Mathematics Colloquium

Russel Luke

(Göttingen)

"Nonconvex optimization methods versus convex relaxations: the cost of certainty"


Date: Mon, November 4, 2013
Time: 17:15
Place: Research II Lecture Hall

Abstract: Numerical algorithms for nonconvex optimization models are often eschewed because the usual optimality criteria around which numerical algorithms are designed do not distinguish solutions from critical points. This issue comes into sharp relief with what has become known as the sparsity optimization problem. The current trend for solving this problem, sparked by a famous paper of Candes and Tao [2005], is to use convex relaxations. Convex relaxations have the advantage that every point satisfying the necessary optimality criteria is also a solution to the relaxed optimization problem.
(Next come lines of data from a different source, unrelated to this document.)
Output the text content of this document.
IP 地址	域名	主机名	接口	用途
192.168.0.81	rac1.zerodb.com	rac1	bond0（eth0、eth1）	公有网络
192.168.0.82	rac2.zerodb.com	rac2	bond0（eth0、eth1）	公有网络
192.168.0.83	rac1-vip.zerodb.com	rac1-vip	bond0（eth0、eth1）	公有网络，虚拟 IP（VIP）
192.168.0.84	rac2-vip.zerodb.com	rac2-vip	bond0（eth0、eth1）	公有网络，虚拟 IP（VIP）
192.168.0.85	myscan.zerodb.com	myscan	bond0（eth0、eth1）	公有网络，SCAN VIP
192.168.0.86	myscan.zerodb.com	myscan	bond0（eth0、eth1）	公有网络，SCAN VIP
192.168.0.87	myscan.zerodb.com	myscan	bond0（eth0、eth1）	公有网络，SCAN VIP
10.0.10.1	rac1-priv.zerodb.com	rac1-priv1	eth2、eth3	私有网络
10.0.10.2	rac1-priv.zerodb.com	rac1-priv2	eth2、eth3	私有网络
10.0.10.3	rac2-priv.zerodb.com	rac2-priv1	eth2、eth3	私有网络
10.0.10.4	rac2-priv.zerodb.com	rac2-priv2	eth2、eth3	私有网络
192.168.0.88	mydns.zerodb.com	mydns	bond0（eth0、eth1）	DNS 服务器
This certainty comes at the cost of imposing difficult-to-verify restrictions on the affine constraints in order to guarantee the correspondence of solutions to the relaxed problem to solutions to the original problem. Moreover, convex relaxations can lead to a tremendous increase in the dimensionality of the problem. We present a different nonconvex approach; one with the advantage that the available algorithms are simple to apply, (locally) linearly convergent, and the problem formulation stays close in spirit if not in fact to the original problem, thus avoiding the curse of dimensionality. We also provide conditions under which fundamental algorithms applied to the nonconvex model are globally convergent.

We hope to convince our audience that convexity is not a categorical imperative for provablly convergent numerical algorithms.